Imagine you go to your doctor for a routine check-up, or perhaps because you have noticed that you cannot smell your food as well as you previously could. The doctor wants to run some tests and, because you used to work with pesticides and are aged over 50, adds a blood test for α-synuclein oligomers to the list. A few weeks later, your doctor calls you back into the office to tell you that you almost certainly have Parkinson's disease — an incurable condition that will progressively worsen. So, you ask, what can I do? Well, currently nothing, comes the answer — except wait for the symptoms to appear, when you can take levodopa and other drugs to help manage them.

How would you feel? Would you rather not know? What about the life insurance that you were about to apply for? Do you have to tell prospective employers about this? A test for presymptomatic, or very early, Parkinson's disease might not seem like a good thing to a patient in this scenario. Of course, there are many potential disease-modifying treatments under development, but none that is ready for the clinic yet (see page S13). So until that day comes, is a test desirable?

“I don't know whether any of these tests will work, and I have a sense of unease about how this research might develop,” says Weiner. He draws a parallel with Huntington's disease, which is caused by a single gene. People whose parents have the gene can be tested before they develop any symptoms. Extensive counselling is usually recommended to prepare patients for the outcome of the test, although fewer people take it than might be expected. “Before we had a test for Huntington's disease, about three-quarters of family members of patients said they would want to know whether they had the faulty gene — but in reality, a lot fewer actually take the test now that it is available.”

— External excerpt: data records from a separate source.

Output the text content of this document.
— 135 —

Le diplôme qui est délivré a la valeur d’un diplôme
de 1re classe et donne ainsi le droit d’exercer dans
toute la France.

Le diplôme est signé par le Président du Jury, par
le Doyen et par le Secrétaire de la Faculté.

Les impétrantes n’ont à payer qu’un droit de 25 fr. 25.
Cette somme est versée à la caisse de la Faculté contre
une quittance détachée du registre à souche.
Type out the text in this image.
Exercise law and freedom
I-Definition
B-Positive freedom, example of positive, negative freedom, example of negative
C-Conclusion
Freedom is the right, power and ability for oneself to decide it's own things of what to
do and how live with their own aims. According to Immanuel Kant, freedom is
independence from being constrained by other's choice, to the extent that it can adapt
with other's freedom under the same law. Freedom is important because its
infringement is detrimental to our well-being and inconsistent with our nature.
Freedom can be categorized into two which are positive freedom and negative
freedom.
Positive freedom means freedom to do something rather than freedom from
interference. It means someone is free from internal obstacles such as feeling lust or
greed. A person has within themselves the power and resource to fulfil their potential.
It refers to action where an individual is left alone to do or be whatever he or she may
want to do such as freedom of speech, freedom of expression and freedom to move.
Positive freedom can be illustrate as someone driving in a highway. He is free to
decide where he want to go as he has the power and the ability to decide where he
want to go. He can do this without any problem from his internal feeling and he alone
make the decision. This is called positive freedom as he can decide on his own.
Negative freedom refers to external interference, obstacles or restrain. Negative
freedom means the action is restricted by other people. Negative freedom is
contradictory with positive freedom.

There are positives to early diagnosis, Berendse points out: “Many patients with Parkinson's disease show initial, non-motor complaints that can be quite distressing. They might visit many doctors and undergo many tests before being accurately diagnosed, and these months or years of uncertainty are not trivial matters for a patient.”

At least initially, one of the main benefits of a predictive biomarker for preclinical Parkinson's disease is in the development of disease-modifying treatments. Any candidate treatments designed to slow or halt the progression of the disease would need to be tested in patients with early disease to assess their ability to alter the course.

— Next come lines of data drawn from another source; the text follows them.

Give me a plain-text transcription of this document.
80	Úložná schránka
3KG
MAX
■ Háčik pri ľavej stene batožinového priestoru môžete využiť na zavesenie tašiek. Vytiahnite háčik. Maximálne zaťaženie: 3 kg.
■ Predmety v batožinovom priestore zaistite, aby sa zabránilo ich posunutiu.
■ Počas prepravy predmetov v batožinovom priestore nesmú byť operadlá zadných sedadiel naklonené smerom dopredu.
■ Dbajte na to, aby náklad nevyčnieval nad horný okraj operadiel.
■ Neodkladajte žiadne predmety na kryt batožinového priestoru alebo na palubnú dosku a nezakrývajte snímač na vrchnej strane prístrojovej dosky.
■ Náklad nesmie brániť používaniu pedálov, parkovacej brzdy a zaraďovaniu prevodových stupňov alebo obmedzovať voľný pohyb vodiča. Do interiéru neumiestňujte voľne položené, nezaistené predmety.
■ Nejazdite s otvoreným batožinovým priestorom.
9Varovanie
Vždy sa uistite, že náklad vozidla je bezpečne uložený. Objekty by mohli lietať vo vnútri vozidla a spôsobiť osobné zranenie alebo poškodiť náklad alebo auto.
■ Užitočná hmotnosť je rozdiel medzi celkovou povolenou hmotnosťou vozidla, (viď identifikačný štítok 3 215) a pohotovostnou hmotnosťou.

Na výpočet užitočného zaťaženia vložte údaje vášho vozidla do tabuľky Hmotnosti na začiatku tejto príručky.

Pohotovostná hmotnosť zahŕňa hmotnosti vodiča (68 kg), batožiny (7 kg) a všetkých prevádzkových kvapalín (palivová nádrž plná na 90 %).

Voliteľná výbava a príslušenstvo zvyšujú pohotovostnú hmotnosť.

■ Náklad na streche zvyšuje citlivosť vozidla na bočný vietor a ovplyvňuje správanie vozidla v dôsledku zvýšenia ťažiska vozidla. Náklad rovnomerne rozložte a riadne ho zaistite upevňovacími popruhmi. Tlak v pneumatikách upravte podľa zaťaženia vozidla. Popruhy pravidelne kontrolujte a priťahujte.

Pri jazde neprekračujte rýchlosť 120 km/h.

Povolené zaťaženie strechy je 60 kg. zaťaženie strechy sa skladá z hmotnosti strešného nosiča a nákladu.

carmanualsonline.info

Collingwood speaks for many in the research community regarding the issue of early testing for Parkinson's disease: “I believe it is unethical to ignore opportunities for improved or earlier diagnosis if there is the possibility that a disease might be curable in future, or that protective therapies might be used to limit the extent or slow the progression of the disease.” In the meantime, the search for biomarkers continues and researchers are starting to fathom their potential to catch Parkinson's disease early — this is no mere fishing trip.